In their day-to-day life, people face many trade-offs, i.e., they have to let go off one option when they choose the other one. Which, option or alternative a person will choose depends apart from his/her preferences upon opportunity cost. In other words, Trade-offs are measured by opportunity costs.
Understanding Opportunity Costs

In simple, terms Opportunity Cost is the value of the next best alternative forgone, i.e., what is the value of that alternative or option which a person had to let go in order to get the other one.


 Let’s say a farmer has a piece of land on which he can grow either wheat or rice. For simplicity, we assume that the price of each crop is Rs 20 per kg. With this piece of land, the farmer can produce either 50 kg of wheat or 40 kg of rice. Based on this, we will find what trade-off the farmer faces, and what is the opportunity cost of producing one crop over the other crop. 

If the farmer decides to produce wheat on the entire land, he has to let go the production of rice. So, he faces a trade-off in producing wheat which is the rice whose production he has to forego. We will try to measure this trade-off through the opportunity cost. In our example, if the farmer decides to produce wheat, he has to give up 40 kgs of rice. The value of that 40 kgs of rice is the quantity of rice fortune multiplied by the its price i.e 40 x 20 = Rs 800. So, we say that the opportunity cost of producing wheat is Rs. 800. Similarly, we can find out the opportunity cost of producing rice. The opportunity cost of producing rice, is the next best alternative which he has to let go that is wheat in this case. In this case, the opportunity cost of producing rice is the quantity of wheat forgone multiplied by its price i.e 50 x 20 = Rs 1000.

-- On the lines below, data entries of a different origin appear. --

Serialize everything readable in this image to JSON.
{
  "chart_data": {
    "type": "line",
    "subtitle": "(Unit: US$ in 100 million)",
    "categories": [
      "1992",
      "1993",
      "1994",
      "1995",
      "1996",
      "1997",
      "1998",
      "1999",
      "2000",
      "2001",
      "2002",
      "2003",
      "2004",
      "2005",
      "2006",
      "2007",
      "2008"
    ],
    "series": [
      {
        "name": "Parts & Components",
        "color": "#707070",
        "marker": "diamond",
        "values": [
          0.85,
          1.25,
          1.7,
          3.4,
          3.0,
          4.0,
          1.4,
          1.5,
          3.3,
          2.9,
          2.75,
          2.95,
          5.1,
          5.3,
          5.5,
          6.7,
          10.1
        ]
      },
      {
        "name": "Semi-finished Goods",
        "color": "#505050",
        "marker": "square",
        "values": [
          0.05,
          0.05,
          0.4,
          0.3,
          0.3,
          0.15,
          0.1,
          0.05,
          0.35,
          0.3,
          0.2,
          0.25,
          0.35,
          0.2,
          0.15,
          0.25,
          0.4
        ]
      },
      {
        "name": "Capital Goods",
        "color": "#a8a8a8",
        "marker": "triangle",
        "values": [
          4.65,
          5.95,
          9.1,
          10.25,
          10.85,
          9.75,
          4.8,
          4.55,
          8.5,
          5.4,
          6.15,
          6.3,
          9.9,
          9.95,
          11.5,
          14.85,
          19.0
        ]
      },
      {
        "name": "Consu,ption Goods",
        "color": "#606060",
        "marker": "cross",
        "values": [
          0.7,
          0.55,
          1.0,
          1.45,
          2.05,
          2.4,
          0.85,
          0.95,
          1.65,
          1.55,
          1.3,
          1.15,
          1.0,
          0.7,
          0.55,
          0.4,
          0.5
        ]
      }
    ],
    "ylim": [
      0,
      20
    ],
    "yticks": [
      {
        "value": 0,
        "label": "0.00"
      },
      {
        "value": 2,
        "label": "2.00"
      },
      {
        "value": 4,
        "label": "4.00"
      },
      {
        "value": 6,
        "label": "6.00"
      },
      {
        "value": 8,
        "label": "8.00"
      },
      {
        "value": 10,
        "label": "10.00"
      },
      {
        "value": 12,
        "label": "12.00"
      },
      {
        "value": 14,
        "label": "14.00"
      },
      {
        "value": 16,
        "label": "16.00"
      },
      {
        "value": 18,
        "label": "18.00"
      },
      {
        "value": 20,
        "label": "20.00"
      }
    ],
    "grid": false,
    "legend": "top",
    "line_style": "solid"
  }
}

A trade-off which many students face is when deciding whether to pursue higher education or go for a job. Going for higher education leads to better job prospects in future due to the additional skills and knowledge acquired as compared to students who don’t go for higher education. However, spending an extra year on education means losing the opportunity to work and earn income during that time. Hence, the opportunity cost of going for higher education is the loss of income which could have been earned by working during that period of time. Given this cost and benefit of Higher education, how does a student then decide whether to go for higher education or not. The answer is that it depends upon the opportunity cost. If the student thinks that he will get a higher income after completing his/her higher education as compared what he/she is getting now, the student will go for higher education. However, if the income which he/she will be getting now is higher than what he/she would earn after completing higher education, i.e., the opportunity cost of pursuing higher education is high, the student would not go for an extra year of education. You must have heard of many a successful entrepreneur who dropped out of college, or an actor, athlete, singer not pursuing higher education. This is because their opportunity cost of pursuing higher education is very high and dropping out would be more beneficial.

Therefore, when we have to find the opportunity cost of an alternative, we find the next best alternative and calculate its value.

Importance of Opportunity Cost

Opportunity cost helps us in taking a decision whenever a trade-off arises. In our example above, the value of wheat is Rs 1000 and the Value of Rice is Rs 800. Here, we see that the opportunity cost of producing wheat is the least as the farmer has to give up Rs 800 which is the value of Rice. While the opportunity cost of producing rice is high which is the Rs 1000 the farmer loses if he produces rice. Hence, if the farmer is rational, he would go for the production of wheat instead of rice or in other words, that alternative is chosen whose opportunity cost the lowest.

Opportunity cost need not be measured in monetary terms only. Sometimes, it is measured in real terms. For example, the opportunity cost of studying for an hour is an hour of leisure time which could have been spent with family or sleeping or any other leisure activity. So, the opportunity cost here is not in terms of money but in terms of time.

Key Points

  • Opportunity Cost is the value of the next best alternative forgone.
  • Opportunity cost helps us in taking a decision whenever a trade-off arises.